The agreement also means that despite his long incarceration, Yaser Esam Hamdi will not face any criminal charges in America.
Mr. Hamdi, born in Baton Rouge, La., and raised in Saudi Arabia, will be flown by the Defense Department to Saudi Arabia as soon as transportation can be arranged. He was being held in a Navy brig in Charleston, S.C. He holds citizenship in Saudi Arabia.
“I am gratified at the prospect that Mr. Hamdi’s return to Saudi Arabia and his family is now only days away,” Mr. Hamdi’s lawyer, federal public defender Frank Dunham Jr., said in a statement.
The agreement calls for Mr. Hamdi to renounce his American citizenship and adhere to restrictions barring travel to certain countries. Other details were not immediately available.
Justice Department spokesman Mark Corallo said the restrictions are meant to ensure that Hamdi cannot again take up arms against America or its allies. Mr. Corallo said Mr. Hamdi’s value as a detainee for intelligence purposes had been exhausted, leading to the decision to release him.
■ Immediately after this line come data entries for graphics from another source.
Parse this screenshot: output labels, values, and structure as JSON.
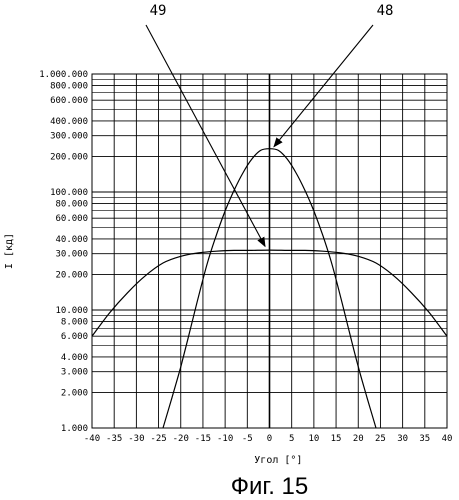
{
  "chart_data": {
    "type": "line",
    "xlabel": "Угол [°]",
    "ylabel": "I [кд]",
    "caption": "Фиг. 15",
    "y_scale": "log",
    "xlim": [
      -40,
      40
    ],
    "ylim": [
      1000,
      1000000
    ],
    "grid": true,
    "x_ticks": [
      -40,
      -35,
      -30,
      -25,
      -20,
      -15,
      -10,
      -5,
      0,
      5,
      10,
      15,
      20,
      25,
      30,
      35,
      40
    ],
    "x_tick_labels": [
      "-40",
      "-35",
      "-30",
      "-25",
      "-20",
      "-15",
      "-10",
      "-5",
      "0",
      "5",
      "10",
      "15",
      "20",
      "25",
      "30",
      "35",
      "40"
    ],
    "y_ticks": [
      1000,
      2000,
      3000,
      4000,
      6000,
      8000,
      10000,
      20000,
      30000,
      40000,
      60000,
      80000,
      100000,
      200000,
      300000,
      400000,
      600000,
      800000,
      1000000
    ],
    "y_tick_labels": [
      "1.000",
      "2.000",
      "3.000",
      "4.000",
      "6.000",
      "8.000",
      "10.000",
      "20.000",
      "30.000",
      "40.000",
      "60.000",
      "80.000",
      "100.000",
      "200.000",
      "300.000",
      "400.000",
      "600.000",
      "800.000",
      "1.000.000"
    ],
    "series": [
      {
        "id": "48",
        "x": [
          -24,
          -22,
          -20,
          -18,
          -16,
          -14,
          -12,
          -10,
          -8,
          -6,
          -4,
          -2,
          0,
          2,
          4,
          6,
          8,
          10,
          12,
          14,
          16,
          18,
          20,
          22,
          24
        ],
        "values": [
          1000,
          1800,
          3300,
          6500,
          13000,
          25000,
          43000,
          69000,
          103000,
          145000,
          190000,
          225000,
          233000,
          225000,
          190000,
          145000,
          103000,
          69000,
          43000,
          25000,
          13000,
          6500,
          3300,
          1800,
          1000
        ]
      },
      {
        "id": "49",
        "x": [
          -40,
          -36,
          -32,
          -28,
          -24,
          -20,
          -16,
          -12,
          -8,
          -4,
          0,
          4,
          8,
          12,
          16,
          20,
          24,
          28,
          32,
          36,
          40
        ],
        "values": [
          6000,
          9500,
          14000,
          19500,
          25000,
          28500,
          30500,
          31500,
          32000,
          32000,
          32200,
          32000,
          32000,
          31500,
          30500,
          28500,
          25000,
          19500,
          14000,
          9500,
          6000
        ]
      }
    ],
    "annotations": [
      {
        "label": "48",
        "target_x": 1,
        "target_y": 224000
      },
      {
        "label": "49",
        "target_x": -1,
        "target_y": 32000
      }
    ]
  }
}
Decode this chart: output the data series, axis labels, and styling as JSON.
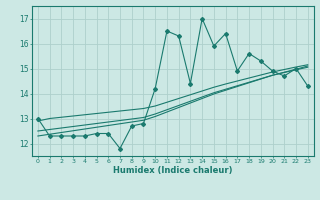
{
  "xlabel": "Humidex (Indice chaleur)",
  "x_values": [
    0,
    1,
    2,
    3,
    4,
    5,
    6,
    7,
    8,
    9,
    10,
    11,
    12,
    13,
    14,
    15,
    16,
    17,
    18,
    19,
    20,
    21,
    22,
    23
  ],
  "main_line": [
    13.0,
    12.3,
    12.3,
    12.3,
    12.3,
    12.4,
    12.4,
    11.8,
    12.7,
    12.8,
    14.2,
    16.5,
    16.3,
    14.4,
    17.0,
    15.9,
    16.4,
    14.9,
    15.6,
    15.3,
    14.9,
    14.7,
    15.0,
    14.3
  ],
  "trend1": [
    12.9,
    13.0,
    13.05,
    13.1,
    13.15,
    13.2,
    13.25,
    13.3,
    13.35,
    13.4,
    13.5,
    13.65,
    13.8,
    13.95,
    14.1,
    14.25,
    14.38,
    14.5,
    14.62,
    14.74,
    14.86,
    14.96,
    15.06,
    15.15
  ],
  "trend2": [
    12.5,
    12.56,
    12.62,
    12.68,
    12.74,
    12.8,
    12.86,
    12.92,
    12.98,
    13.04,
    13.18,
    13.35,
    13.52,
    13.69,
    13.86,
    14.03,
    14.17,
    14.31,
    14.45,
    14.59,
    14.73,
    14.84,
    14.95,
    15.05
  ],
  "trend3": [
    12.3,
    12.37,
    12.44,
    12.51,
    12.58,
    12.65,
    12.72,
    12.79,
    12.86,
    12.93,
    13.08,
    13.26,
    13.44,
    13.62,
    13.8,
    13.98,
    14.13,
    14.28,
    14.43,
    14.58,
    14.73,
    14.85,
    14.97,
    15.1
  ],
  "line_color": "#1a7a6e",
  "bg_color": "#cce8e4",
  "grid_color": "#aed0cc",
  "ylim": [
    11.5,
    17.5
  ],
  "xlim": [
    -0.5,
    23.5
  ],
  "yticks": [
    12,
    13,
    14,
    15,
    16,
    17
  ],
  "xticks": [
    0,
    1,
    2,
    3,
    4,
    5,
    6,
    7,
    8,
    9,
    10,
    11,
    12,
    13,
    14,
    15,
    16,
    17,
    18,
    19,
    20,
    21,
    22,
    23
  ]
}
“As we have repeatedly stated, the United States has no interest in detaining enemy combatants beyond the point that they pose a threat to the U.S. and our allies,” Mr. Corallo said.
Saudi officials have said Mr. Hamdi faces no charges in the kingdom.
Mr. Hamdi was captured on a battlefield in Afghanistan where he was fighting alongside the Taliban in late 2001. He was held for three months at the American Navy base at Guantanamo Bay before being transferred to a Navy brig in America when officials realized he was an American citizen.
He had contested his status as an enemy combatant, and the Supreme Court ruled in June that Mr. Hamdi and others like him could not be held indefinitely without seeing a lawyer and getting a chance to contest his incarceration in court.
The disposition of the Hamdi case leaves the Bush administration holding one American citizen as an enemy combatant in the war on terror: former Chicago gang member Jose Padilla.
Padilla is suspected of plotting with other Al Qaeda operatives to launch attacks inside America, including a plan to fill apartments in several cities with natural gas and detonate them.